On Saturday night, the band Islands performed a set at the Great American Music Hall in San Francisco, playing tracks off their new album Ski Mask.
Nick Thorburn, the frontman of the group and an alumnus (along with Islands drummer Jamie Thompson) of the pre-Islands group the Unicorns, is the kind of musician whose biting melancholy seeps through not only his work but his stage presence as well. A gangly multi-instrumentalist whose career has spanned multiple genres, pushing the boundaries of what many consider “conventional” indie rock, Ski Mask is just the latest iteration of Thorburn’s perpetual struggle to do anything but what the listener might expect.

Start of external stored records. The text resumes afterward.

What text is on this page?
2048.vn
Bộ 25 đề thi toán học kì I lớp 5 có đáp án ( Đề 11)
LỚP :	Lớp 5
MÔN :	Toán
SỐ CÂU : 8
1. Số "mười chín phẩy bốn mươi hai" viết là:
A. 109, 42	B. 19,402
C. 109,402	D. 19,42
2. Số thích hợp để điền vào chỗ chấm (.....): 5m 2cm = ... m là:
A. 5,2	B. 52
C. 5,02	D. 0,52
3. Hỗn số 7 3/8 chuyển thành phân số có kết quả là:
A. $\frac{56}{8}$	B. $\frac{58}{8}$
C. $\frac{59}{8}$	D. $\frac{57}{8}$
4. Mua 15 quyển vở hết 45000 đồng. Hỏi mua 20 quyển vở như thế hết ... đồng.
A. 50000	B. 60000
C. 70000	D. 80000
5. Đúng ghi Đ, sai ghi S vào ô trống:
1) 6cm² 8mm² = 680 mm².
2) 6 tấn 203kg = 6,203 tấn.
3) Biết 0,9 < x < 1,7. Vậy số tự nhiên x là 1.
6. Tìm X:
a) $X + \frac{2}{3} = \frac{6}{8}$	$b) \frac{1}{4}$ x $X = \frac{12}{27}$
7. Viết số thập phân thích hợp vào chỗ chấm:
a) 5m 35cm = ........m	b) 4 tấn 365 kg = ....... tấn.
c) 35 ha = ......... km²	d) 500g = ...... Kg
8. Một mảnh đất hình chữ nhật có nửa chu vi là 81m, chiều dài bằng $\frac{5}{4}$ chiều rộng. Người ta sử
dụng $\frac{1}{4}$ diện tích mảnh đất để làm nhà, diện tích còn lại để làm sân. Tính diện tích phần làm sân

On Saturday, Thorburn opened the set crooning with the kind of declarative sadness Islands’ lyrics are known for: “I won’t ride another wave / And I won’t write another word after today.” A haunting beginning of the album that some critics have suggested implies Islands is heading for a near-future breakup, the lyrics and the warbly voice singing them spoke of the turbulence that has gone hand-in-hand with Thorburn’s and Islands’ careers.
In a press release for the album, Thorburn said, “This record is really about being angry … This record is like a summation of Islands, everything we’ve ever done distilled into one record. It’s basically an essential introduction to Islands — it’s everything we’ve ever been about.” While Ski Mask certainly seems angry at points, in particular the tracks “Becoming the Gunship” and “We’ll Do It So You Don’t Have To,” the album doesn’t quite live up to Thorburn’s billing as “everything (they’ve) ever done distilled into one record.” On the whole, Ski Mask is worth a listen, if only because Thorburn’s endless capacity to surprise and entertain his audience compensates for the stretches of boredom that appear somewhat too frequently.
During Saturday’s set, Thorburn put on an affable face for the last show of the tour and plowed through the songs with the kind of manic energy associated with his best work. His amicable nature seemed far different from the darker vibes he gives off in interviews or even in previous performances.
When Islands played at Webster Hall in New York, touring in support of 2008’s Arm’s Way, he played “Rough Gem” as an encore — Island’s most well-known song, off their debut album — prefacing it by spitefully remarking, “I fucking hate this song.” On a copy of the set list I snagged off the stage when the performance was over, I saw that “Rough Gem” wasn’t written down.
In another interview (and in the press release previously mentioned), Thorburn emphasized how much Ski Mask was about an “identity crisis.” Specifically talking about Islands’ identity issues, Thorburn considers the “vague and sinister” character of a ski mask while recognizing that “a ski mask isn’t inherently a tool of violence. It’s to protect your face from the elements.”
While Thorburn and Islands still have ways to go (and potentially years of therapy ahead) in sorting out their identity issues, Thorburn’s live set indicated he’s invested in his art and his audience. Hopefully, what comes next will channel more of his best and less of his baggage.